The first is the ongoing spectre of racism, social and economic injustice in the country. It is clear from all these protests, the riots over the past week, and the many protests that have come before, that America has not learned and has largely not improved the situation for poorer Americans. In particular for the many African Americans who struggle in a system that, as Spike Lee said this week, and echoing many others, 'was not set up to make you win'. Black lives Matter is a relatively new phrase, but it accurately reminds the quiet, forgetful Americans that the detail of the nation matters as much as the flag.
The other current that stands out to me at this time is the broken political system. This is a system that has produced in Donald Trump a President so divorced from both the office and reality, and so destructive by nature, that after three years of making America 'great again' and 'winning', the country is now in the worse shape that it's been in since 1932.
There is an absence of leadership and intelligence coming out of the White House.
Trump in his ineptness and ignorance, and by temperament and personality, has abdicated authority in the country. Not only is he not up for the job, he is actively, as Robert Reich recently argued, hell bent on taking it down by undermining, with abandon, all of the structures that not only do good in the country but are essential for a healthy democracy.
For this, the leadership of the Republican Party, highly partisan donors and right-wing media outlets are largely to blame. They have taken advantage of a broken polity and fed them repeatedly, not an alternative vision for America, but rather an opposition to America and to liberals, progressives and Democrats regardless of policy that they meet along this highway of negativity.
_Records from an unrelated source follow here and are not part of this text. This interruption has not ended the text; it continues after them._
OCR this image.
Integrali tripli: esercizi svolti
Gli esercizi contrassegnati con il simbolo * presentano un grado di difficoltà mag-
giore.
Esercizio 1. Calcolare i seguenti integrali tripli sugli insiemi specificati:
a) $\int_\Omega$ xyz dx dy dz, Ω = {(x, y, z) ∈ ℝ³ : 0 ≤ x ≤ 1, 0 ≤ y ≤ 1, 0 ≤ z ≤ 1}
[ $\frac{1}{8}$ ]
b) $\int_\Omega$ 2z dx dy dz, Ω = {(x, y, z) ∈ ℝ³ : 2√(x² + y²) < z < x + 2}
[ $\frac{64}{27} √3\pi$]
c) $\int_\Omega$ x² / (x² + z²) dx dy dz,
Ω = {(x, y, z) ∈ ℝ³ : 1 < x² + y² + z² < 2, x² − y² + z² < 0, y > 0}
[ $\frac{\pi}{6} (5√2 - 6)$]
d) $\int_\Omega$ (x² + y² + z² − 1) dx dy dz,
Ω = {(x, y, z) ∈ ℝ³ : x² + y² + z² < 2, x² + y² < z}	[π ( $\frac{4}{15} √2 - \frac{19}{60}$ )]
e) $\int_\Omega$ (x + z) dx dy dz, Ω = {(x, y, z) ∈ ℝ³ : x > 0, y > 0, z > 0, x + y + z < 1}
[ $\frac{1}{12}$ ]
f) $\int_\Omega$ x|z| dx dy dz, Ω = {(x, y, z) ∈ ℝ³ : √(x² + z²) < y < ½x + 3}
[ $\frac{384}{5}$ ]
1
They have pursued power with no purpose.
The situation remains fluid, but Americans have a choice in November. By their vote they can do two things. First, they can bring about a realignment of the Republican Party, away from the rabbit hole of the populist far right. Second, with America's clear decline and withdrawal on the world stage, perhaps they might also start some much-needed self-reflection on other issues that lie behind riots, such as race, inequality and insecurity, rather than bombast.